Professor, UCSF Medical Center

ABSTRACT

The SARS-CoV-2 coronavirus is reliant on host cell proteins to successfully complete the viral replication cycle. We have previously shown that SARS-CoV-2 viral proteins interact with the eukaryotic translation machinery and that small molecule inhibitors of translation had potent antiviral effects. Here we report that the clinically-approved drug plitidepsin (aplidin) possesses potent antiviral activity (IC90 = 0.88 nM) against SARS-CoV-2 in vitro, with limited toxicity. Through the use of a drug resistant mutant, we also show that the antiviral activity of plitidepsin against SARS-CoV-2 is mediated through inhibition of the known target eEF1A. Finally, we demonstrate the in vivo efficacy of plitidepsin treatment in two animal models of SARS-CoV-2 infection with a reduction of viral replication in the lungs by two orders of magnitude over a three-day period of treatment. Taken together, our results indicate that plitidepsin is an extremely promising candidate for the treatment of COVID19 and should be strongly considered for expanded clinical trials globally.

BIO

Nevan Krogan, PhD, is a molecular biologist, UC San Francisco professor, and director of the intensely interdisciplinary Quantitative Biosciences Institute (QBI) under the UCSF School of Pharmacy. He is also a senior investigator at the Gladstone Institutes.

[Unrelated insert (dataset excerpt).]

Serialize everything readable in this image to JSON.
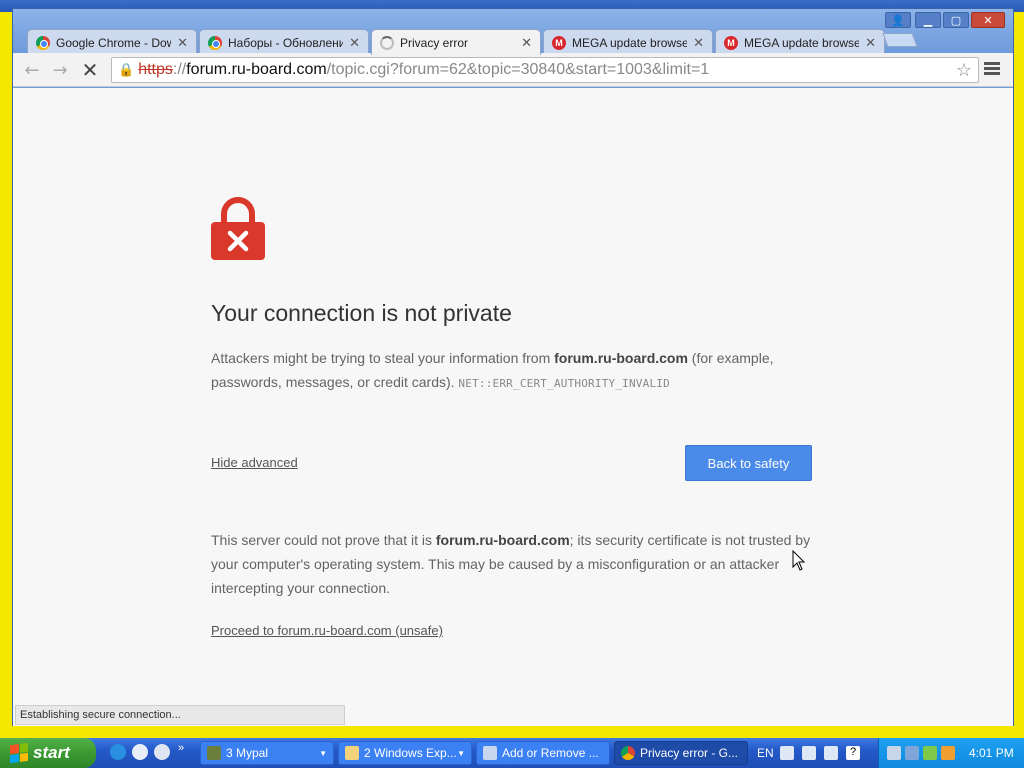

He led the work to create the SARS-CoV-2 interactome and assembled the QBI Coronavirus Research Group (QCRG), which includes hundreds of scientists from around the world. His research focuses on developing and using unbiased, quantitative systems approaches to study a wide variety of diseases with the ultimate goal of developing new therapeutics.

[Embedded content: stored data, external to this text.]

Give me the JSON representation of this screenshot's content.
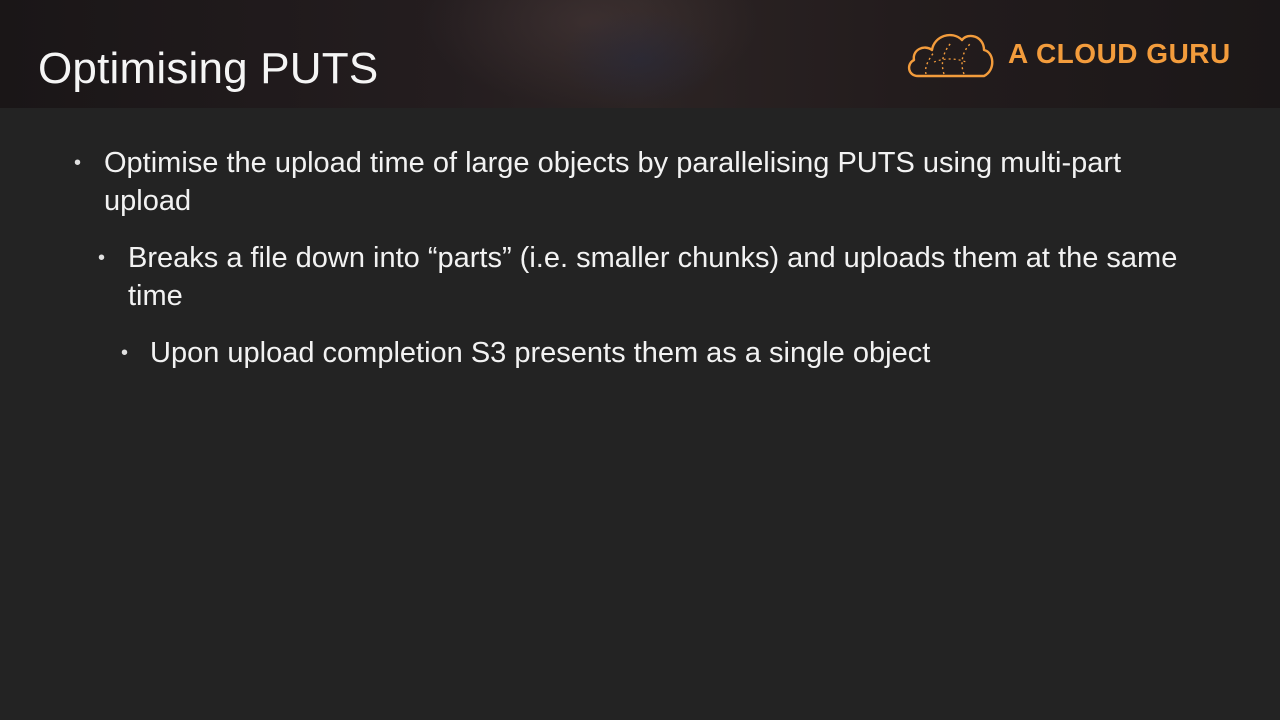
{
  "slide": {
    "title": "Optimising PUTS",
    "logo": {
      "text": "A CLOUD GURU",
      "icon": "cloud-icon",
      "color": "#f39c3c"
    },
    "bullets": [
      {
        "level": 1,
        "marker": "•",
        "text": "Optimise the upload time of large objects by parallelising PUTS using multi-part upload"
      },
      {
        "level": 2,
        "marker": "•",
        "text": "Breaks a file down into “parts” (i.e. smaller chunks) and uploads them at the same time"
      },
      {
        "level": 3,
        "marker": "•",
        "text": "Upon upload completion S3 presents them as a single object"
      }
    ]
  }
}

Nevan serves as Director of The HARC Center, an NIH-funded collaborative group that focuses on the structural characterization of HIV-human protein complexes. Dr. Krogan is also the co-Director of three Cell Mapping initiatives, the Cancer Cell Mapping Initiative (CCMI), the Host Pathogen Map Initiative (HPMI) and the Psychiatric Cell Map Initiative (PCMI). These initiatives map the gene and protein networks in healthy and diseased cells with these maps being used to better understand disease and provide novel therapies to fight them.

He has authored over 250 papers in the fields of genetics and molecular biology and has given over 350 lectures and seminars around the world. He is a Searle Scholar, a Keck Distinguished Scholar, and was recently awarded the Roddenberry Prize for Biomedical Research.